Justine Searby, of Grazingfordayz, and Tracey Finocchio, of Riverside Woodfired Pizza, reckon they’re on to something.

Connect, cooperate and grow: Murray Bridge businesswomen chart a path to success

This sponsored post is brought to you by Grazingfordayz and Riverside Woodfired Pizza.

Justine Searby and Tracey Finocchio have become good mates, and each is helping the other’s business succeed. Photo: Peri Strathearn.

Tracey Finocchio and Justine Searby’s businesses are great examples of how innovative thinking – and a personal touch – are getting results in the Murraylands.

In Justine’s case, that has meant growing her partner Craig’s trophy store into a lolly shop; then a catering service, Grazingfordayz; and now a shop-front which supports dozens of other micro-businesses.

On the shelves of her shop at 30 Bridge Street you’ll find everything from jams to jewellery, supplied by about 60 producers around the Murraylands, Adelaide Hills and beyond.

Most of those suppliers are women – “mums busting a gut”, as Justine puts it.

Tracey, meanwhile, is new to the region but already kicking goals, with a little help from a MAS National self-employment assistance program.

Her mobile catering service, Riverside Woodfired Pizza, fed hundreds of locals at a launch party at the Round House last month.

She and her husband Darren had been working at a similar business in Adelaide before a fateful weekend getaway on the River Murray.

“The next minute we’ve bought a speedboat, bought a house and moved to Murray Bridge,” Tracey says.

“I love this town.

“The best thing I’ve ever done is move up here.”

The two women connected with each other last year, when Tracey saw one of Justine’s platters on an episode of TV show Hello SA.

Hello SA hosts Hayley Pearson and Lauren De Cesare sample a Grazingfordayz spread during a film shoot on the River Murray. Photo: Adelady/Facebook.

Since then, each has been happy to help the other succeed, even though both run similar businesses.

“We want to support as many people as we can and support Murray Bridge,” Justine says.

“If you spend your money here, it’s going to stay here.

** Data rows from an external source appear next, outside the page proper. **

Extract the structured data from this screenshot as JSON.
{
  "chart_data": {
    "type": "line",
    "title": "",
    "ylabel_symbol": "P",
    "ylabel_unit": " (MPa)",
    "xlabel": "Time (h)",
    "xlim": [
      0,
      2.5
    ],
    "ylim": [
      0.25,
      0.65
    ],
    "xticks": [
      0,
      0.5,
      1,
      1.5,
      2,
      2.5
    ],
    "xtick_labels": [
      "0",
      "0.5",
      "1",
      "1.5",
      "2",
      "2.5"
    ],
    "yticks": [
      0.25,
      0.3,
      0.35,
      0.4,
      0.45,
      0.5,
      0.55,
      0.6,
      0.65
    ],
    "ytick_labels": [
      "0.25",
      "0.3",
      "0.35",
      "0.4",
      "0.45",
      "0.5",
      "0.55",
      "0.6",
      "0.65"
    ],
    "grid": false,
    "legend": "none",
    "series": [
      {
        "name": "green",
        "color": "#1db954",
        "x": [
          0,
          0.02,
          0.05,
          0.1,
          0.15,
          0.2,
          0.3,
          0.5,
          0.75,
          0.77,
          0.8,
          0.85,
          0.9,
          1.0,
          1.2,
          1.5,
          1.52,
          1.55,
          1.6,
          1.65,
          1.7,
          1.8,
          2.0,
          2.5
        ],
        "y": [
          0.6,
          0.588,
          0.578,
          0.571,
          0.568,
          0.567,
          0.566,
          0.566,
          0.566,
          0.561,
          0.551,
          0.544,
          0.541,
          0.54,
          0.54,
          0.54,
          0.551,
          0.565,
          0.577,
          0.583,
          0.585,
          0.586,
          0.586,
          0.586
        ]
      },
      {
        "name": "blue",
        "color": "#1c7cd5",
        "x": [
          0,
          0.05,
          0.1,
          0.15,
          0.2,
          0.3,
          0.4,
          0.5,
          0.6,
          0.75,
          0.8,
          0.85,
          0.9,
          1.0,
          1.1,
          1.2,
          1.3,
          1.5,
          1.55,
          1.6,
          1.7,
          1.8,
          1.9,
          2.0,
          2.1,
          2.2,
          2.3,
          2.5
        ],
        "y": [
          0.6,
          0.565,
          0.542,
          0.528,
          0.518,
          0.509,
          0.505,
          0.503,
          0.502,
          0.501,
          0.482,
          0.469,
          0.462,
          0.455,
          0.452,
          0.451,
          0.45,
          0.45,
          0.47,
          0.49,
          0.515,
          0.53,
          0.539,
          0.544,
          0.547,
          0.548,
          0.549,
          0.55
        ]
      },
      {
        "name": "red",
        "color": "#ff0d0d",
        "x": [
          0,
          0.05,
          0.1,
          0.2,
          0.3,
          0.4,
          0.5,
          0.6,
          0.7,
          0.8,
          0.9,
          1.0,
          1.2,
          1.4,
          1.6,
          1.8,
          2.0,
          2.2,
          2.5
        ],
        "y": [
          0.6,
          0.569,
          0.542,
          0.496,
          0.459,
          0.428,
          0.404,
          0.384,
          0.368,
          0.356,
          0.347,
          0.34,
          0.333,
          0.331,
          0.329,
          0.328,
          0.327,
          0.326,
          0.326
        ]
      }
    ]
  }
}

“We want to bring tourists in; we want more places like this so that if people want to jump off a boat and stop (to shop), they can.

“I want my kids to be able to work here, to be able to stay here … (and) grow up in this environment.”

Small business owners benefit when they are willing to put their heads together, Tracey agrees.

“I think it’s really important that women work together and have a genuine connection,” she says.

“I want to see local businesses survive and thrive.”